Mercredi dernier, la foule était encore plus importante que celle sortie une semaine plus tôt, pour exiger une exécution de bonne foi de l’arrêt de la Cour de Justice de la CEDEAO, en rétablissant les 09 députés dans leurs droits. « Louis Michel, escroc !», « Louis Michel, mercenaire en col blanc! », scandaient les manifestants avec à leur tête, Jean-Pierre Fabre, les responsables du FRAC et Agbéyomé Kodjo qui est le seul leader se réclamant de l’opposition à, avoir favorablement répondu à l’appel de l’ANC, à l’occasion de cette manifestation. L’ancien Commissaire européen a lors d’une conférence de presse déclaré que « la Cour de Justice de la CEDEAO a demandé l’indemnisation des députés exclus, rien d’autre ». Des propos auxquels les responsables de l’ANC, les organisations de défense des droits de l’homme, ont vigoureusement réagi. Louis Michel pour sa part a menacé de porter plainte après des propos le traitant d’être à la solde de la dictature.

Partis de Kodjindji, la marche du FRAC a échoué sans heurts, sur l’esplanade du Palais des Congrès, où de nombreux intervenants ont expliqué à la foule, les motifs de la manifestation et les exigences du FRAC dans la perspective des prochaines élections. « Nous ne pouvons pas aller aux élections avec cette Cour constitutionnelle», a déclaré Jean-Pierre Fabre. Une position qui rencontre la compréhension de l’Euro-député allemand, Michel Gahler, qui tout en appelant l’opposition à se projeter vers les élections qui vont se tenir dans les 10 prochains mois, a déclaré : « Il faut que l’institution en charge de l’élection inspire confiance. Il faut éviter qu’il y ait des soupçons d’instrumentalisation. Il faut donc faire en sorte que les différentes institutions qui garantissent la base démocratique ne soient pas contestées », a-t-il insisté.

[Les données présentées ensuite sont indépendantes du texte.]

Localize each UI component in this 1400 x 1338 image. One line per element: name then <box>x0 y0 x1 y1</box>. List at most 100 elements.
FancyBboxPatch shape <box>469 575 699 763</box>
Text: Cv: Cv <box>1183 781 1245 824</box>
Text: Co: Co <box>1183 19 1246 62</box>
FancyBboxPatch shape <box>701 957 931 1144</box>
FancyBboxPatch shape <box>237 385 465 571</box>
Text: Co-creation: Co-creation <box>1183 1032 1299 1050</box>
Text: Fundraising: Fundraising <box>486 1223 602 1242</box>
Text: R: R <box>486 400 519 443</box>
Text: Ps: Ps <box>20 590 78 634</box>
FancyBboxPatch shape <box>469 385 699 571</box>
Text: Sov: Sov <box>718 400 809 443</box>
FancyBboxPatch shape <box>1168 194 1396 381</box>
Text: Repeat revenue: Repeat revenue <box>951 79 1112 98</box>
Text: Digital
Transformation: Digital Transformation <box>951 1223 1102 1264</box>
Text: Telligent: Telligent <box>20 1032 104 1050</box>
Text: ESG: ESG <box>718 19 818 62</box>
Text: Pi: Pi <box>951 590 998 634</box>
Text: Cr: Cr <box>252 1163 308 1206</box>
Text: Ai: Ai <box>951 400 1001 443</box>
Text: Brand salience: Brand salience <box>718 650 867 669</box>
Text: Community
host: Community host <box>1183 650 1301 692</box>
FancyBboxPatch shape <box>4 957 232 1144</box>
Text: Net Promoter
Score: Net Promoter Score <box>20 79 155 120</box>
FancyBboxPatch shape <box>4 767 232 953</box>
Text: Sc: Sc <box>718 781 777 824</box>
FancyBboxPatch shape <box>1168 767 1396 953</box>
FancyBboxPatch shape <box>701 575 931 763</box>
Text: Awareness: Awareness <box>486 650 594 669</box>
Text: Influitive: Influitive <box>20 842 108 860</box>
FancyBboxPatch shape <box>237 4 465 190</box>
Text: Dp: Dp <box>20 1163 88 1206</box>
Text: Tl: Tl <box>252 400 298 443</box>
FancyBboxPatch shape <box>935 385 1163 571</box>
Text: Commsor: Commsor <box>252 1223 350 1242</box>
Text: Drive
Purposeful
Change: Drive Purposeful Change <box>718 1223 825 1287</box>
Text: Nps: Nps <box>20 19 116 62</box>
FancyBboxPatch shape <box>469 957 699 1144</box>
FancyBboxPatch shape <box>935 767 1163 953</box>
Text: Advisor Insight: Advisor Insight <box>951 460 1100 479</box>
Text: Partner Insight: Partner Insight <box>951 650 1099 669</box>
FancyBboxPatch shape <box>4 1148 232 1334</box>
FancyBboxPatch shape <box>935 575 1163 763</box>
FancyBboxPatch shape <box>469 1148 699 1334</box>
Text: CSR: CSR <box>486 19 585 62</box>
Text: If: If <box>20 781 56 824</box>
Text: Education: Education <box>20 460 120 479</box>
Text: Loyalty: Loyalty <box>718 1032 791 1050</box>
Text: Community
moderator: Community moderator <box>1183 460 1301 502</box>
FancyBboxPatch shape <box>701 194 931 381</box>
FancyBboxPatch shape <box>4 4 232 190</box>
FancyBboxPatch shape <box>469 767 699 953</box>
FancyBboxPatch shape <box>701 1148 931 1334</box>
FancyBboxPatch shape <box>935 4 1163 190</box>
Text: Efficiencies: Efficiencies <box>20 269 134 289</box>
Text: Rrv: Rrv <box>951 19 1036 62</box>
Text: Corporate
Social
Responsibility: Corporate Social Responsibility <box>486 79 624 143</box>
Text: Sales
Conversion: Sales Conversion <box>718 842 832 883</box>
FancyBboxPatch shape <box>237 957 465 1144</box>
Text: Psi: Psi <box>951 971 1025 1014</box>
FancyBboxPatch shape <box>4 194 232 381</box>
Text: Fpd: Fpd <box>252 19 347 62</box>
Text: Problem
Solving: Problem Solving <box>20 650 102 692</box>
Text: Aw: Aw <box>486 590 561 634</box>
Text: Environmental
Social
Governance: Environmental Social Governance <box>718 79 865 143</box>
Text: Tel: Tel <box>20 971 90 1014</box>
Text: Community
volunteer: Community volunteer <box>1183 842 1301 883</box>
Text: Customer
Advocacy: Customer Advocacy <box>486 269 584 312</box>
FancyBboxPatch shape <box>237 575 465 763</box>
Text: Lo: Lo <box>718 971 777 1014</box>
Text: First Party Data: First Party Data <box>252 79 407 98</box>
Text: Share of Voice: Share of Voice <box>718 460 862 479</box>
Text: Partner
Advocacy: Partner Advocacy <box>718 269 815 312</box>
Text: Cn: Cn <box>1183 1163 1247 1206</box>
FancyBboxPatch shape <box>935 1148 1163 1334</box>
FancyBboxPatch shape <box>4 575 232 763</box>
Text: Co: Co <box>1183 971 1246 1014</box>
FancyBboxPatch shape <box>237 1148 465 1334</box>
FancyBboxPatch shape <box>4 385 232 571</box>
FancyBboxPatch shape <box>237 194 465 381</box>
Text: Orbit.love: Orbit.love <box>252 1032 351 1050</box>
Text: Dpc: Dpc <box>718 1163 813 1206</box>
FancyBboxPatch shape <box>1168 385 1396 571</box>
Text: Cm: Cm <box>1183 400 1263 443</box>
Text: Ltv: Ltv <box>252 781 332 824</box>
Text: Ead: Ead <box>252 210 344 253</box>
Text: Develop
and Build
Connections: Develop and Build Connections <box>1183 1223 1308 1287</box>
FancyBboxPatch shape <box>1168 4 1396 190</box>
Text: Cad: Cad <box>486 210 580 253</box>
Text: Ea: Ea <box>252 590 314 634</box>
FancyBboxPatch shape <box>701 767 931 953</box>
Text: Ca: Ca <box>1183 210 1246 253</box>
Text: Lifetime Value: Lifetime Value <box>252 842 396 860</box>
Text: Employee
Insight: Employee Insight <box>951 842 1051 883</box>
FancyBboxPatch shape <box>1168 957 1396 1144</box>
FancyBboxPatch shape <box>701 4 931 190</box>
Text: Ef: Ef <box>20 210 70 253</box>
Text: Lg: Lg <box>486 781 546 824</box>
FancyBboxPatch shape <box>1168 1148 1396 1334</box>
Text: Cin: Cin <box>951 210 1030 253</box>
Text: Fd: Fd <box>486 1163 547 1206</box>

L’Euro-député allemand a également regretté l’ « ambigüité » de l’arrêt de la Cour de Justice de la CEDEAO, qui prête à interprétation. « L’arrêt de la Cour de Justice de la CEDEAO est malheureusement ambigu. Pour moi, je ne suis pas très convaincu que la CEDEAO a réglé ce problème de manière claire », a regretté M. Galher. La nouvelle requête adressée par l’ANC à la Cour de la CEDEAO, doit aboutir à une clarification de la situation. Mais d’ores et déjà, les autorités togolaises disent ne fermer la porte à aucune éventualité mais demande à l’ANC de rejoindre le CPDC rénové, pour en débattre.

« Nous sommes satisfaits de la mobilisation. C’est un message adressé aux Députés ACP-UE, mais aussi au pouvoir. Nous allons nous battre pour le rétablissement dans leurs droits des Députés exclus », a déclaré un responsable du PSR (un parti membre du FRAC), à la fin de la marche. Une autre manifestation est annoncée pour le mercredi prochain.